Beth Griffin examines AI applications in healthcare fraud, waste and abuse (FWA) at AI World 2019
At AI World last week, Beth Griffin, Vice President, Healthcare, Product Development and Innovation, Mastercard, participated on a panel that examined the current role of AI in healthcare as well as potential future applications of the technology. Today we share some of Beth’s fraud, waste and abuse (FWA) insights.
Current and future AI applications
Panelist John Mattison, MD, CMIO, Emeritus, Kaiser Permanente, opened the discussion by sharing how AI has already replaced low risk and menial tasks in the healthcare industry. Additionally, AI is creating new opportunities and ushering in a world of hyper-personalized medicine via the technology’s voice capabilities.
John also explained that just as there’s no one right workflow for getting something done, there’s no one right way to treat a disease, as every individual and their genetic makeup is different. There’s an incredible opportunity, then, to leverage AI to simplify fully understanding each person at the individual level to adapt their healthcare so it maps to their specific genomes and unique motivational structure.
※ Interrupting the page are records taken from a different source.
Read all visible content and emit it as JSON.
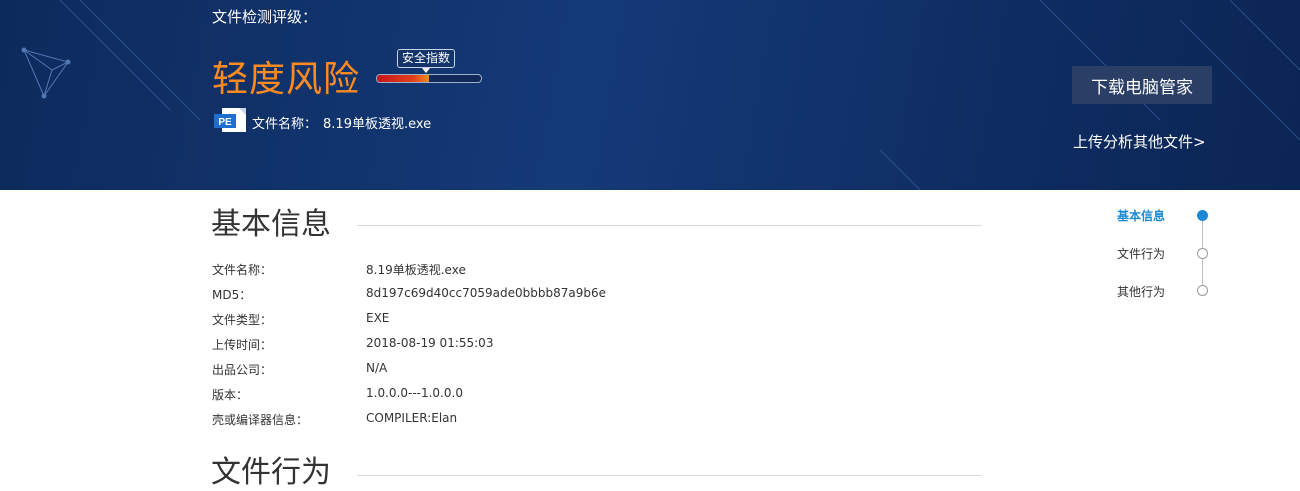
{
  "banner": {
    "rating_label": "文件检测评级：",
    "risk_level": "轻度风险",
    "safety_tag": "安全指数",
    "safety_level": 0.5,
    "pe_icon_text": "PE",
    "file_name_label": "文件名称：",
    "file_name_value": "8.19单板透视.exe",
    "download_button": "下载电脑管家",
    "upload_link": "上传分析其他文件>"
  },
  "basic_info": {
    "title": "基本信息",
    "rows": [
      {
        "key": "文件名称：",
        "value": "8.19单板透视.exe"
      },
      {
        "key": "MD5：",
        "value": "8d197c69d40cc7059ade0bbbb87a9b6e"
      },
      {
        "key": "文件类型：",
        "value": "EXE"
      },
      {
        "key": "上传时间：",
        "value": "2018-08-19 01:55:03"
      },
      {
        "key": "出品公司：",
        "value": "N/A"
      },
      {
        "key": "版本：",
        "value": "1.0.0.0---1.0.0.0"
      },
      {
        "key": "壳或编译器信息：",
        "value": "COMPILER:Elan"
      }
    ]
  },
  "file_behavior": {
    "title": "文件行为"
  },
  "side_nav": {
    "items": [
      {
        "label": "基本信息",
        "active": true
      },
      {
        "label": "文件行为",
        "active": false
      },
      {
        "label": "其他行为",
        "active": false
      }
    ]
  },
  "colors": {
    "banner_bg": "#12336c",
    "risk_orange": "#ff8a1f",
    "accent_blue": "#1a8ad8",
    "button_bg": "#2b3f66"
  }
}
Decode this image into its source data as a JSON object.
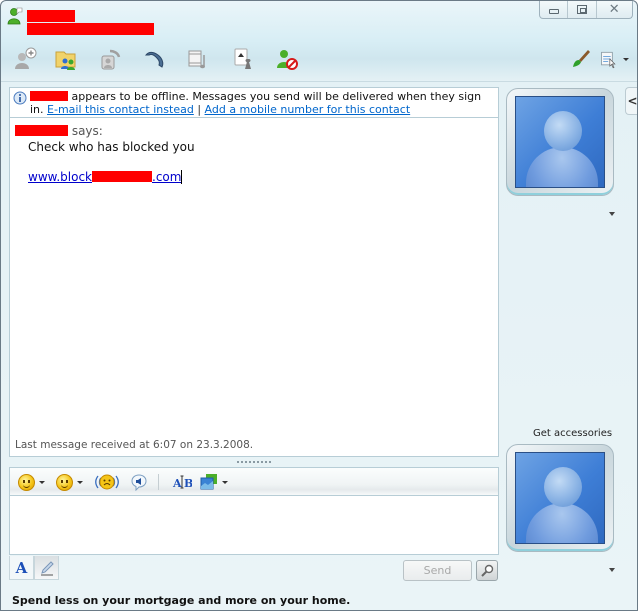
{
  "window": {
    "title_contact_name": "[redacted]",
    "title_status_message": "[redacted]",
    "controls": {
      "minimize": "minimize",
      "maximize": "maximize",
      "close": "close"
    }
  },
  "toolbar": {
    "items": [
      {
        "name": "invite-contact",
        "icon": "add-contact-icon",
        "tooltip": "Invite someone to this conversation"
      },
      {
        "name": "send-files",
        "icon": "shared-folder-icon",
        "tooltip": "Send files or photos"
      },
      {
        "name": "video-call",
        "icon": "webcam-call-icon",
        "tooltip": "Start a video call"
      },
      {
        "name": "voice-call",
        "icon": "phone-icon",
        "tooltip": "Call a contact"
      },
      {
        "name": "activities",
        "icon": "media-icon",
        "tooltip": "Start an activity"
      },
      {
        "name": "games",
        "icon": "games-icon",
        "tooltip": "Play a game"
      },
      {
        "name": "block-contact",
        "icon": "block-contact-icon",
        "tooltip": "Block this contact"
      }
    ],
    "right_items": [
      {
        "name": "theme",
        "icon": "paintbrush-icon"
      },
      {
        "name": "show-menu",
        "icon": "menu-icon"
      }
    ]
  },
  "info_bar": {
    "contact": "[redacted]",
    "message": "appears to be offline. Messages you send will be delivered when they sign in.",
    "email_link": "E-mail this contact instead",
    "separator": "|",
    "mobile_link": "Add a mobile number for this contact"
  },
  "conversation": {
    "sender": "[redacted]",
    "says_label": "says:",
    "message": "Check who has blocked you",
    "link_prefix": "www.block",
    "link_suffix": ".com",
    "last_message": "Last message received at 6:07 on 23.3.2008."
  },
  "input_toolbar": {
    "items": [
      {
        "name": "emoticons",
        "icon": "smiley-icon",
        "has_dropdown": true
      },
      {
        "name": "winks",
        "icon": "wink-icon",
        "has_dropdown": true
      },
      {
        "name": "nudge",
        "icon": "nudge-icon",
        "has_dropdown": false
      },
      {
        "name": "voice-clip",
        "icon": "voice-clip-icon",
        "has_dropdown": false
      },
      {
        "name": "font",
        "icon": "font-icon",
        "has_dropdown": false
      },
      {
        "name": "background",
        "icon": "background-icon",
        "has_dropdown": true
      }
    ]
  },
  "input": {
    "value": "",
    "placeholder": ""
  },
  "format_tabs": [
    {
      "name": "font-tab",
      "label": "A"
    },
    {
      "name": "handwriting-tab",
      "label": ""
    }
  ],
  "send_button": "Send",
  "ad_text": "Spend less on your mortgage and more on your home.",
  "sidebar": {
    "get_accessories": "Get accessories",
    "collapse_label": "<"
  }
}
As Beth shared with the panel, AI needs to be applied across the healthcare sector to make significant changes in the way treatment is both provided and received. As Mastercard has focused on improving and innovating the way fraud and security systems behave within the financial industry for the past two decades, now is the time to apply those learnings to healthcare. Using Brighterion’s AI technology and its ability to detect and mitigate anomalies proactively, there’s a massive opportunity to revamp outdated fraud, waste and abuse (FWA) processes.
Leveraging AI for personalized healthcare is key
Most importantly, the panelists all agreed that the primary role of AI in healthcare should be to manage the personal level of care that patients, physicians and providers require. Brighterion’s ability to derive insights at the individual level means the healthcare industry could realistically ensure delivery of highly personalized treatment, Beth added.
The challenge, however, will be collecting enough quality data to make this possible. Even more challenging are the privacy implications of collecting such detailed, sensitive data.
John also discussed additional hurdles to AI-based personalization in healthcare, including validating models based on training data sets, which can create harmful biases. In fact, as the panelists pointed out, human cognitive biases need to be addressed before we can focus on any AI biases.
The goal: shift AI from informative to decisive
The good news is, AI and its continuous learning capabilities are already revolutionizing workflow optimizations, and end-to-end care throughout healthcare systems and revenue cycles. And as the panelists indicated, actionability will make the difference in ensuring AI is a truly productive technology for healthcare practitioners. For example, automatically creating lists of patients who are high risk is helpful; however, using AI to create those lists with a specific action associated with each risk is far more valuable. Put another way, the goal should be to move AI from being purely informative to decisive.
Concluding the panel discussion, one attendee—a practicing physician—raised a vital question: Doctors have malpractice insurance to protect them in the event that something goes wrong, but how should we handle the liability of an autonomous system? Are we able to fully comprehend the risks and biases of AI in real time at the point of its decision-making? Will the reasoning behind AI and its algorithms ever be as easily comprehensible as that of a human doctor’s?
The answer, the panelists agreed, is that this is precisely what we’ll be working on for at least another decade. After all, while it’s undoubtedly promising, we’re still in the gestational stages of AI being applied to healthcare.